Human beings are essentially social creatures. For the most part, we enjoy hearing music, seeing movies, and looking at art with others as is evident by our copious clubs, theaters, galleries, and museums. The collective participation greatly enhances the experience. Often, we hear musicians speak about their love of the live show and riding the energy of the crowd. It’s a symbiotic relationship – this giving and receiving. A positive relationship develops between artist and observer (or in the case of musicians – the listener) when the desire for connection with others and with ourselves is fulfilled. This recognition and mirroring of emotions, desires, joys and fears – sharing a deeper part of our human experience that is beyond words or facts: that is the place where ‘art’ resides. It seems to me that this is an integral part of the human experience and the conversation we have with each other.

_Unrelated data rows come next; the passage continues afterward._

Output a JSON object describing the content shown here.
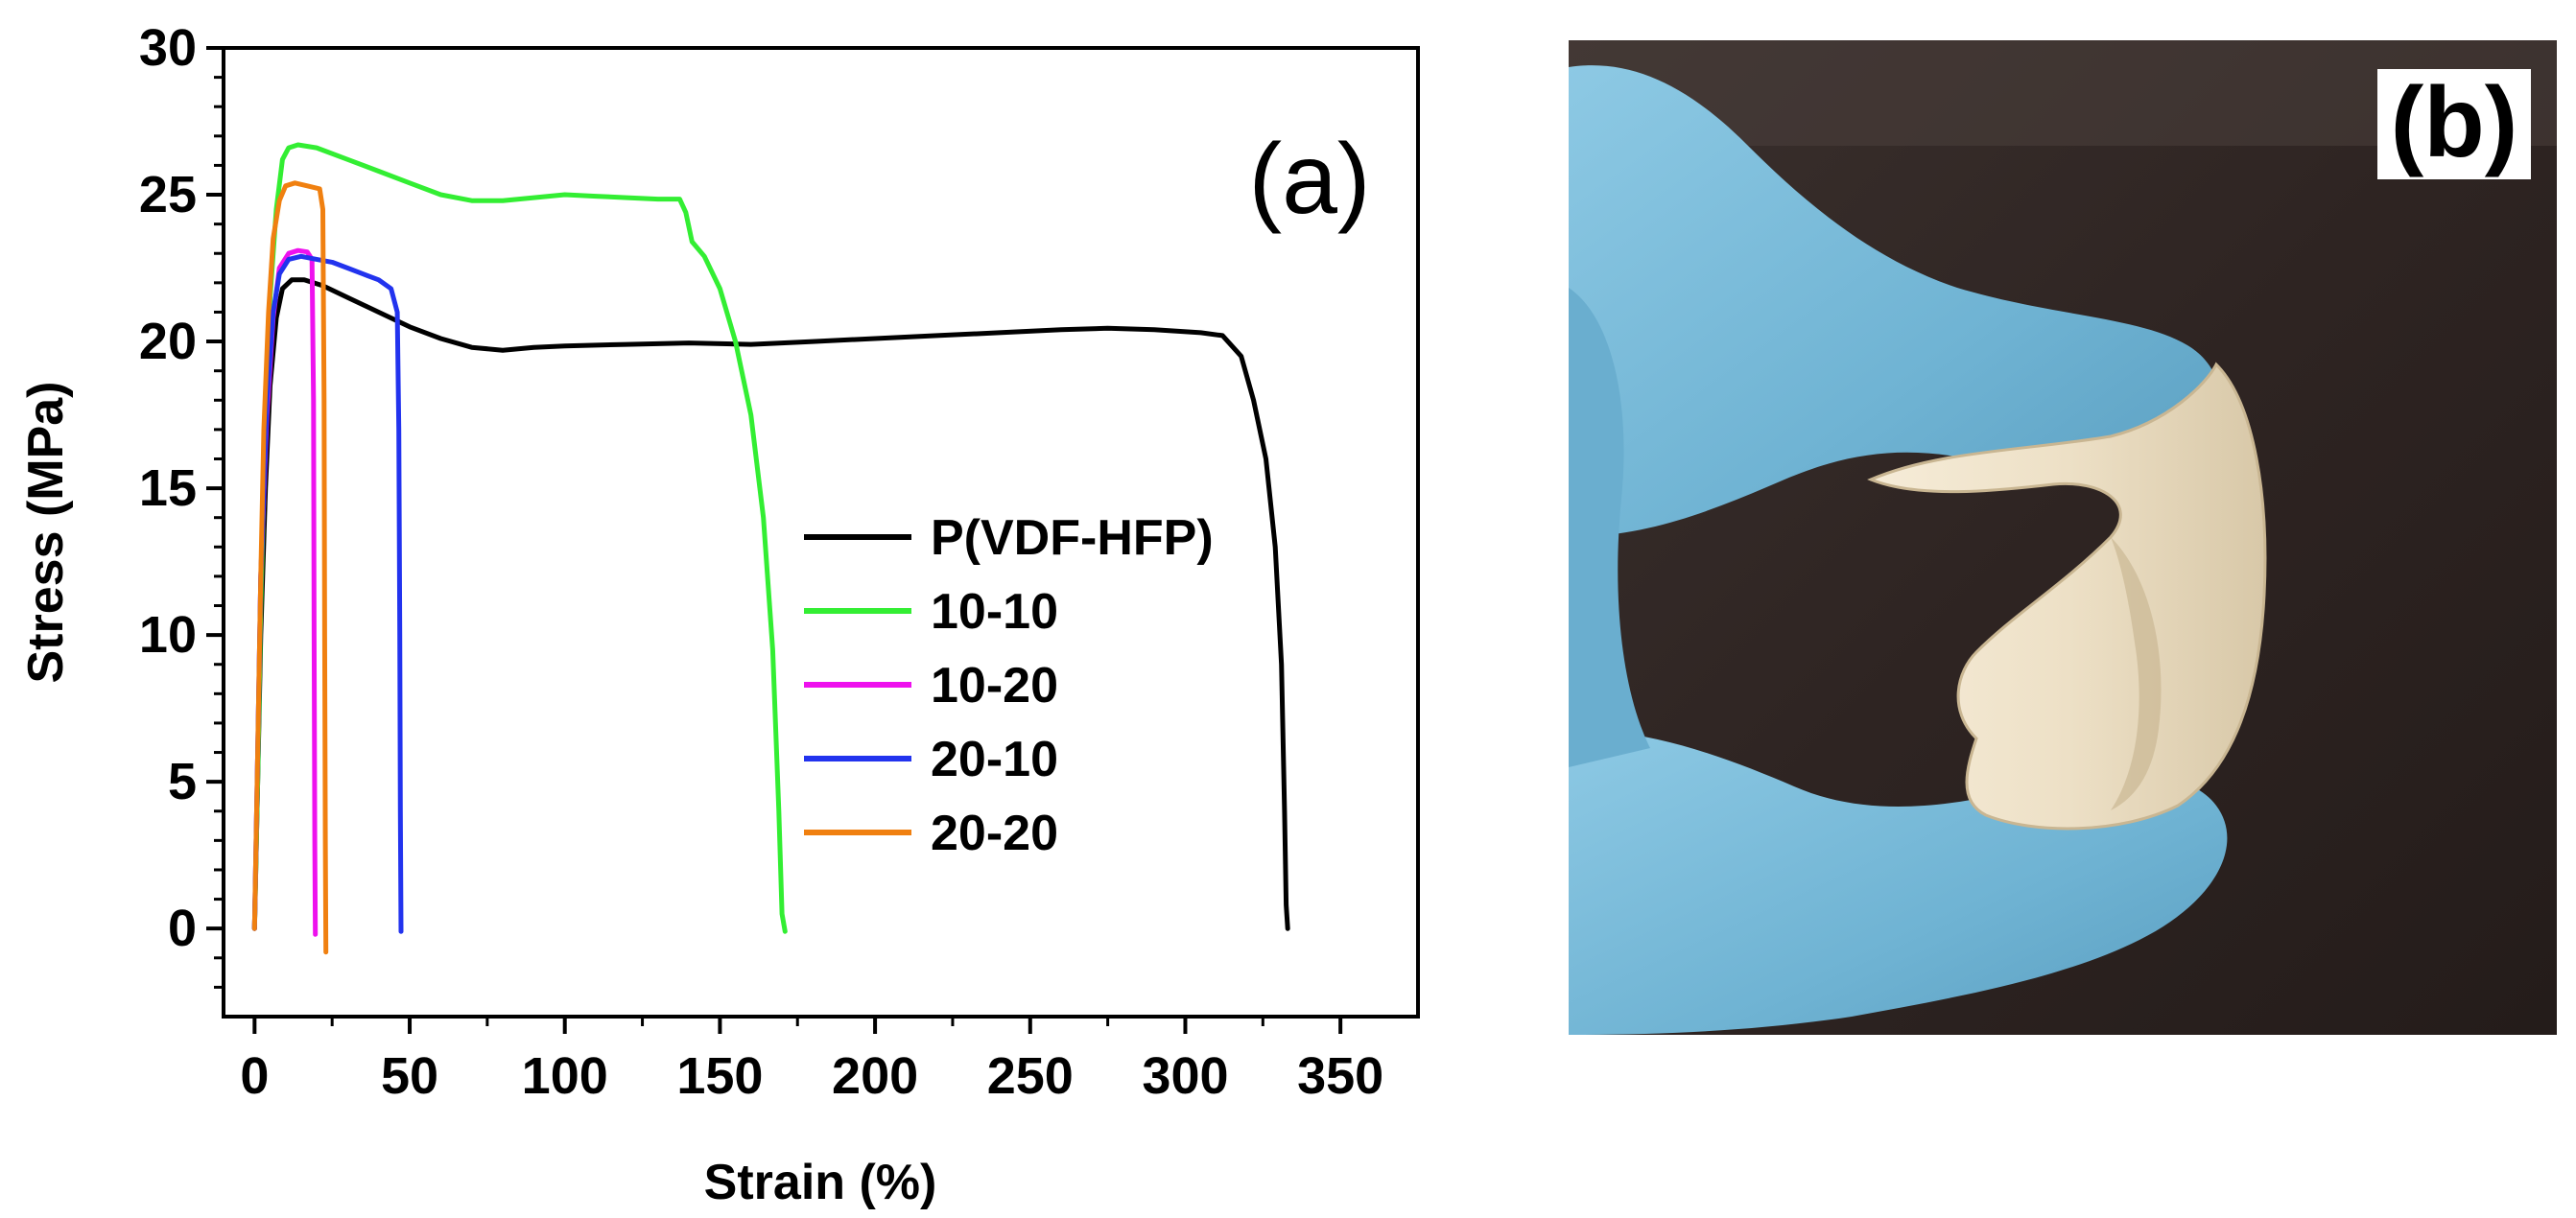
{
  "chart_data": {
    "type": "line",
    "title": "",
    "panel_label": "(a)",
    "xlabel": "Strain (%)",
    "ylabel": "Stress (MPa)",
    "xlim": [
      -10,
      375
    ],
    "ylim": [
      -3,
      30
    ],
    "xticks": [
      0,
      50,
      100,
      150,
      200,
      250,
      300,
      350
    ],
    "yticks": [
      0,
      5,
      10,
      15,
      20,
      25,
      30
    ],
    "grid": false,
    "legend_position": "center-right",
    "series": [
      {
        "name": "P(VDF-HFP)",
        "color": "#000000",
        "points": [
          [
            0,
            0
          ],
          [
            1,
            5
          ],
          [
            2,
            10
          ],
          [
            3.5,
            15
          ],
          [
            5,
            18.5
          ],
          [
            7,
            20.8
          ],
          [
            9,
            21.8
          ],
          [
            12,
            22.1
          ],
          [
            16,
            22.1
          ],
          [
            22,
            21.9
          ],
          [
            30,
            21.5
          ],
          [
            40,
            21
          ],
          [
            50,
            20.5
          ],
          [
            60,
            20.1
          ],
          [
            70,
            19.8
          ],
          [
            80,
            19.7
          ],
          [
            90,
            19.8
          ],
          [
            100,
            19.85
          ],
          [
            120,
            19.9
          ],
          [
            140,
            19.95
          ],
          [
            160,
            19.9
          ],
          [
            180,
            20
          ],
          [
            200,
            20.1
          ],
          [
            220,
            20.2
          ],
          [
            240,
            20.3
          ],
          [
            260,
            20.4
          ],
          [
            275,
            20.45
          ],
          [
            290,
            20.4
          ],
          [
            305,
            20.3
          ],
          [
            312,
            20.2
          ],
          [
            318,
            19.5
          ],
          [
            322,
            18
          ],
          [
            326,
            16
          ],
          [
            329,
            13
          ],
          [
            331,
            9
          ],
          [
            332,
            4
          ],
          [
            332.5,
            0.8
          ],
          [
            333,
            0
          ]
        ]
      },
      {
        "name": "10-10",
        "color": "#33ee33",
        "points": [
          [
            0,
            0
          ],
          [
            1,
            5
          ],
          [
            2,
            11
          ],
          [
            3.5,
            17
          ],
          [
            5,
            21.5
          ],
          [
            7,
            24.5
          ],
          [
            9,
            26.2
          ],
          [
            11,
            26.6
          ],
          [
            14,
            26.7
          ],
          [
            20,
            26.6
          ],
          [
            30,
            26.2
          ],
          [
            40,
            25.8
          ],
          [
            50,
            25.4
          ],
          [
            60,
            25
          ],
          [
            70,
            24.8
          ],
          [
            80,
            24.8
          ],
          [
            90,
            24.9
          ],
          [
            100,
            25
          ],
          [
            110,
            24.95
          ],
          [
            120,
            24.9
          ],
          [
            130,
            24.85
          ],
          [
            137,
            24.85
          ],
          [
            139,
            24.4
          ],
          [
            141,
            23.4
          ],
          [
            145,
            22.9
          ],
          [
            150,
            21.8
          ],
          [
            155,
            20
          ],
          [
            160,
            17.5
          ],
          [
            164,
            14
          ],
          [
            167,
            9.5
          ],
          [
            169,
            4
          ],
          [
            170,
            0.5
          ],
          [
            171,
            -0.1
          ]
        ]
      },
      {
        "name": "10-20",
        "color": "#ee11ee",
        "points": [
          [
            0,
            0
          ],
          [
            1,
            6
          ],
          [
            2,
            12
          ],
          [
            4,
            17.5
          ],
          [
            6,
            20.8
          ],
          [
            8,
            22.5
          ],
          [
            11,
            23
          ],
          [
            14,
            23.1
          ],
          [
            17,
            23.05
          ],
          [
            18.5,
            22.8
          ],
          [
            19,
            18
          ],
          [
            19.2,
            10
          ],
          [
            19.4,
            3
          ],
          [
            19.6,
            -0.2
          ]
        ]
      },
      {
        "name": "20-10",
        "color": "#2233ee",
        "points": [
          [
            0,
            0
          ],
          [
            1,
            6
          ],
          [
            2,
            12
          ],
          [
            4,
            18
          ],
          [
            6,
            21
          ],
          [
            8,
            22.3
          ],
          [
            11,
            22.8
          ],
          [
            15,
            22.9
          ],
          [
            20,
            22.8
          ],
          [
            25,
            22.7
          ],
          [
            30,
            22.5
          ],
          [
            35,
            22.3
          ],
          [
            40,
            22.1
          ],
          [
            44,
            21.8
          ],
          [
            46,
            21
          ],
          [
            46.5,
            17
          ],
          [
            46.8,
            10
          ],
          [
            47,
            4
          ],
          [
            47.2,
            -0.1
          ]
        ]
      },
      {
        "name": "20-20",
        "color": "#f08010",
        "points": [
          [
            0,
            0
          ],
          [
            1,
            6
          ],
          [
            2,
            12
          ],
          [
            3,
            17
          ],
          [
            4.5,
            21
          ],
          [
            6,
            23.5
          ],
          [
            8,
            24.8
          ],
          [
            10,
            25.3
          ],
          [
            13,
            25.4
          ],
          [
            17,
            25.3
          ],
          [
            21,
            25.2
          ],
          [
            22,
            24.5
          ],
          [
            22.4,
            18
          ],
          [
            22.6,
            10
          ],
          [
            22.8,
            3
          ],
          [
            23,
            -0.8
          ]
        ]
      }
    ]
  },
  "photo": {
    "panel_label": "(b)",
    "colors": {
      "background": "#2e2422",
      "glove": "#76b9d8",
      "film": "#efe3cd"
    }
  }
}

But what happens when the art stops partaking in that conversation? What happens when that connection is lost? We’ve all been to art exhibitions where we feel like running around screaming ‘The Emperor has no clothes!’ The art feels vapid and senseless – like a discussion not with the viewer but instead an insular conversation between art critics, curators, collectors, and the artists themselves. Values are conflated to obscene prices for works that seem so obtuse, so far removed from and devoid of human emotion and experience, that we wonder why they exist at all. And then we’re told that’s the point! And we feel conned all the more.
I’ve heard plenty of people walk out of such exhibitions saying “well, I don’t understand art.” Or “this must have some meaning that I don’t get (or I’m not educated enough about art to get it).” And the inner circles of the artistic elite can pat themselves on the back with self-reverential nods of smugness for being ‘in the know’.
The history of art that we read today is the history as told by the critics, the collectors, and the Contemporary Art institutions. Those people and institutions have a vested interest in propping up their own ideology so that they look to be the absolute next obvious iteration of a long and storied past. It is easy to believe it. Afterall, with works of some of the more well-known contemporary artists commanding prices in the millions as well as showing up in some of the most prestigious museums in the world, one could be forgiven for assuming it to be ‘great art’. One could also see how this art requires stories to continue to prop itself up and validate the price it commands. The Koons and Hirsts of the world are the tip of the iceberg of modern contemporary art and it’s intellectualized post-modern view. Most Art History books place this modernist tip – this intellectualized view – as the period on the end of the sentence of the lineage of art.
“In the beginning we got rid of nineteenth-century storybook realism. Then we got rid of representational objects. Then we got rid of the third dimension altogether and got really flat (Abstract Expressionism). Then we got rid of airiness, brushstrokes, most of the paint, and the last viruses of drawing and complicated designs… [And[ there, at last, it was! No more realism, no more representation objects, no more lines, colors, forms, and contours, no more pigments, no more brushstrokes. …Art made its final flight, climbed higher and higher in an ever-decreasing tighter-turning spiral until… it disappeared up its own fundamental aperture… and came out the other side as Art Theory!… Art Theory pure and simple, words on a page, literature undefiled by vision… late twentieth-century Modern Art was about to fulfill its destiny, which was: to become nothing less than Literature pure and simple”.– Thomas Wolfe, The Painted Word
Where did the art of the human experience go? Where is the art that reflects, acknowledges, and transcendes joy, sadness, pain, and the inevitable mystical edges that come along with the pushing of those boundaries?